Die Krisen der vergangenen Jahre führten zu mehr Armut

165 Millionen Menschen rutschen unter Armutsgrenze

Freitag, 14. Juli 2023 | 13:31 Uhr

In den vergangenen Jahren sind 165 Millionen Menschen weltweit einem UNO-Bericht zufolge zusätzlich unter die Armutsgrenze gerutscht. Wegen der Covid-Pandemie und den folgenden wirtschaftlichen Verwerfungen seit 2020 sei das täglich zur Verfügung stehende Geld für die Betroffenen unter die Schwelle von 3,65 Dollar (etwa 3,26 Euro) gesunken, teilte die UNO-Entwicklungsagentur UNDP am Freitag mit. Insgesamt leben gut 1,65 Milliarden Menschen unter dieser Grenze.

“Diese Zahl hätte sogar noch höher ausfallen können, wenn die Regierungen während der Corona-Krise nicht soziale Programme und Konjunkturpakete aufgelegt hätten”, sagte UNDP-Chef Achim Steiner. Vor allem für arme Länder sei diese Belastung aber oft nicht tragbar.

Dies habe weitreichende soziale Folgen: “Eine Regierung, die keine Ärzte und Krankenschwestern mehr in Krankenhäusern beschäftigen kann, die keine Medikamente für ländliche Gesundheitszentren bereitstellen kann, untergräbt im Wesentlichen die soziale Infrastruktur des Landes”, so Steiner weiter. Dies bedeute weniger medizinische Hilfe, weniger Bildung und keine sozialen Sicherheitsnetze, die Menschen entlasten könnten, wenn sie ihre Familie nicht mehr ernähren können. Alle 165 Millionen Menschen, die zusätzlich von Armut betroffen sind, leben in Ländern mit niedrigem oder mittlerem Einkommen, so das UNDP.

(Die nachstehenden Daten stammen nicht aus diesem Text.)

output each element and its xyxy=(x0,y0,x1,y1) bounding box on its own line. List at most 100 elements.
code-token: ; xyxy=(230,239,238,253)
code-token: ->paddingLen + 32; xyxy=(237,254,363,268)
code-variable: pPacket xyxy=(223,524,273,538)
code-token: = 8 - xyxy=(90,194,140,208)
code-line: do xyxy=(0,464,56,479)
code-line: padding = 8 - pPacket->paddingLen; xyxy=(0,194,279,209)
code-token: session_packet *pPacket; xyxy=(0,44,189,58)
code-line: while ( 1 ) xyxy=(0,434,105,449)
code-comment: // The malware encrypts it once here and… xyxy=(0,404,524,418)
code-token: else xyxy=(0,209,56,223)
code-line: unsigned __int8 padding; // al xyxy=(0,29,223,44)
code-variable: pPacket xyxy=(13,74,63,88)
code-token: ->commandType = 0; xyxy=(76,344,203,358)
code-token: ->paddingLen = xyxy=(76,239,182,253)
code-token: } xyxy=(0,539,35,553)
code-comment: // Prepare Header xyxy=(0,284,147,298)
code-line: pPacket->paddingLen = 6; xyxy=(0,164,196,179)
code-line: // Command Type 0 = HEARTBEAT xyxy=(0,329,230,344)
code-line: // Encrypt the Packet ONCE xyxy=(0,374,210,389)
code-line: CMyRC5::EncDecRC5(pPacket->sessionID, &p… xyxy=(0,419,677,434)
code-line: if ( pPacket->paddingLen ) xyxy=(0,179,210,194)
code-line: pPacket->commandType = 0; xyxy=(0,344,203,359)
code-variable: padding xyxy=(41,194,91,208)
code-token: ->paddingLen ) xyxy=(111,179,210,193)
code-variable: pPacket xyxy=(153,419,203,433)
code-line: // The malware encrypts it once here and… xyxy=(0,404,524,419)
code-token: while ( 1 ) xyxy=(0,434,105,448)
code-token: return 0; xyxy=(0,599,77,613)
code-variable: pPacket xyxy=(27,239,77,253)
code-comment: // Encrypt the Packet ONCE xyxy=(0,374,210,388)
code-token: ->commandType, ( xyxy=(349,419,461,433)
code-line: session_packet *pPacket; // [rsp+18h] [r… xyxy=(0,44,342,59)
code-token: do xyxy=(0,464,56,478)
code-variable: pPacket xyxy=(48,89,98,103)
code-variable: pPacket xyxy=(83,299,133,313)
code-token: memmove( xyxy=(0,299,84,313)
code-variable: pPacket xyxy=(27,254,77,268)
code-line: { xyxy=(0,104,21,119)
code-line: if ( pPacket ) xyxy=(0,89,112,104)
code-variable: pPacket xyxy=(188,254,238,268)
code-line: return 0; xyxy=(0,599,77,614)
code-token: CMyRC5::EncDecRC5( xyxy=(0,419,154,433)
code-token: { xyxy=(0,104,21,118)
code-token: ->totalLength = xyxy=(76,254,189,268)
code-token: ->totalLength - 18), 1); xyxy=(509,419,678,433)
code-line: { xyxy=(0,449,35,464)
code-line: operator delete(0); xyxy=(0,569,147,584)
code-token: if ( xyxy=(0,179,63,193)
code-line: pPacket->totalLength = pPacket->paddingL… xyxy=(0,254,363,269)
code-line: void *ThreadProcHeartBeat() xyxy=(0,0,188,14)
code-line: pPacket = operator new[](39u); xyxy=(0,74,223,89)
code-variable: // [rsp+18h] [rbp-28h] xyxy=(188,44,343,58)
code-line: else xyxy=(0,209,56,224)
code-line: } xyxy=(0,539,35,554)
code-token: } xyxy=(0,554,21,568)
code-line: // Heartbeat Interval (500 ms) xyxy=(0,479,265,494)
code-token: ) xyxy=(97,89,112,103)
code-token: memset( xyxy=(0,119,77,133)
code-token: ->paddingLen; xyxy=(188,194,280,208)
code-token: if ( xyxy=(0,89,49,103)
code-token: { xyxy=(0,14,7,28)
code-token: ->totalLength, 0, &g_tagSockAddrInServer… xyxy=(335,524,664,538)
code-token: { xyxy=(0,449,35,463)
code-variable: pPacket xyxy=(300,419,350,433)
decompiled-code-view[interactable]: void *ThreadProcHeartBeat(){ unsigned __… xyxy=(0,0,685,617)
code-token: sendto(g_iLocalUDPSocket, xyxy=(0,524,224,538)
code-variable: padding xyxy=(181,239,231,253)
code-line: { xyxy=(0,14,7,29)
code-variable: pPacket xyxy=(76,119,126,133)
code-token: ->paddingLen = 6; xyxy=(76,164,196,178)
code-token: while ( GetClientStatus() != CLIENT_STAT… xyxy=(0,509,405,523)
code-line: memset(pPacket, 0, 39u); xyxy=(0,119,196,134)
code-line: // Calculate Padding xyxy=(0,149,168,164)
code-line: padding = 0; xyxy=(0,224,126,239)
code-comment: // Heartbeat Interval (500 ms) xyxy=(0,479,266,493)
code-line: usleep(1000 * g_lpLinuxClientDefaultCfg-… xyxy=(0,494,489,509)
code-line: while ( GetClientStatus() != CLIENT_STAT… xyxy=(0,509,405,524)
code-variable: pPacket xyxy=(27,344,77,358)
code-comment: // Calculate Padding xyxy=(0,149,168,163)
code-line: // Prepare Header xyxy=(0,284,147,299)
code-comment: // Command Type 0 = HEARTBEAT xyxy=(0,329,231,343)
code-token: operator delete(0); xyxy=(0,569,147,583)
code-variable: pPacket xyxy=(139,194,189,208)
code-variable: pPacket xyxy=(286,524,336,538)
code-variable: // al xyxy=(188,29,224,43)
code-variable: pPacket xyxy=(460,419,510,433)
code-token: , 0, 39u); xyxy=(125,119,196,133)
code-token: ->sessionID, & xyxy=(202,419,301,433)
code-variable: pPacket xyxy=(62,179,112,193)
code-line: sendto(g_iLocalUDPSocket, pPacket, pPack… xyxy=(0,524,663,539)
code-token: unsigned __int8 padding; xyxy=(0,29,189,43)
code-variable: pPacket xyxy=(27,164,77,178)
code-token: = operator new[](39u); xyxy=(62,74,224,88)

Die Vereinten Nationen fordern für ärmere Länder Erleichterungen bei der Rückzahlung ihrer Schulden. Der Anstieg der Zinssätze hat dazu geführt, dass ärmere Länder derzeit einen doppelt oder dreimal so hohen Anteil ihrer Einnahmen für den Schuldendienst ausgeben wie reichere Länder, und etwa 2,3 Mal mehr für Zinszahlungen als für Sozialhilfe. Daher forderte Steiner eine “Schulden-Armuts-Pause”, damit die Länder, die akut zu kämpfen haben, ihre Ressourcen auf kritische Sozialausgaben konzentrieren können. Vergleichbar wäre die Maßnahme mit der inzwischen beendeten Initiative zur Aussetzung des Schuldendienstes (DSSI), die die Gruppe der 20 größten Industrie- und Schwellenländer (G20) während der Corona-Pandemie zur Unterstützung ärmerer Länder eingerichtet hatte.

“Besonders für Länder mit niedrigem Einkommen ist die Schuldenlast nicht mehr tragbar”, sagte Steiner. Das UNDP schätzt, dass 25 einkommensschwache Länder im vergangenen Jahr mehr als 20 Prozent ihrer Einnahmen für den Schuldendienst ausgaben. Das war die höchste Zahl, die diese Schwelle seit 2000 überschritten hat, und sie könnte weiter zulegen, wenn die weltweiten Zinssätze weiter steigen.

Die Beseitigung der Armut ist eines der Ziele der Vereinten Nationen, die darauf abzielen, bis 2030 einige der gravierendsten Probleme der Menschheit zu bekämpfen. UNO-Generalsekretär Antonio Guterres hat eine umfassende Reform des internationalen Finanzsystems gefordert, um eine gerechtere Verteilung der Ressourcen zu ermöglichen.

Einem diese Woche veröffentlichten Bericht zufolge entfallen fast 30 Prozent der weltweiten Staatsschulden in Höhe von 92 Billionen Dollar auf die Entwicklungsländer. “Wir brauchen neue Mechanismen, um Schocks zu antizipieren und abzufedern”, sagte Steiner. Erleichterungen für die Armen der Welt würden etwas mehr als 107 Milliarden Dollar oder 0,065 Prozent der globalen Wirtschaftsleistung kosten. In der nächsten Woche befassen sich die G20-Finanzminister bei ihrem Treffen in Indien mit Armutsbekämpfung sowie die Reform der wichtigsten multilateralen Institutionen und der internationalen Schuldenarchitektur.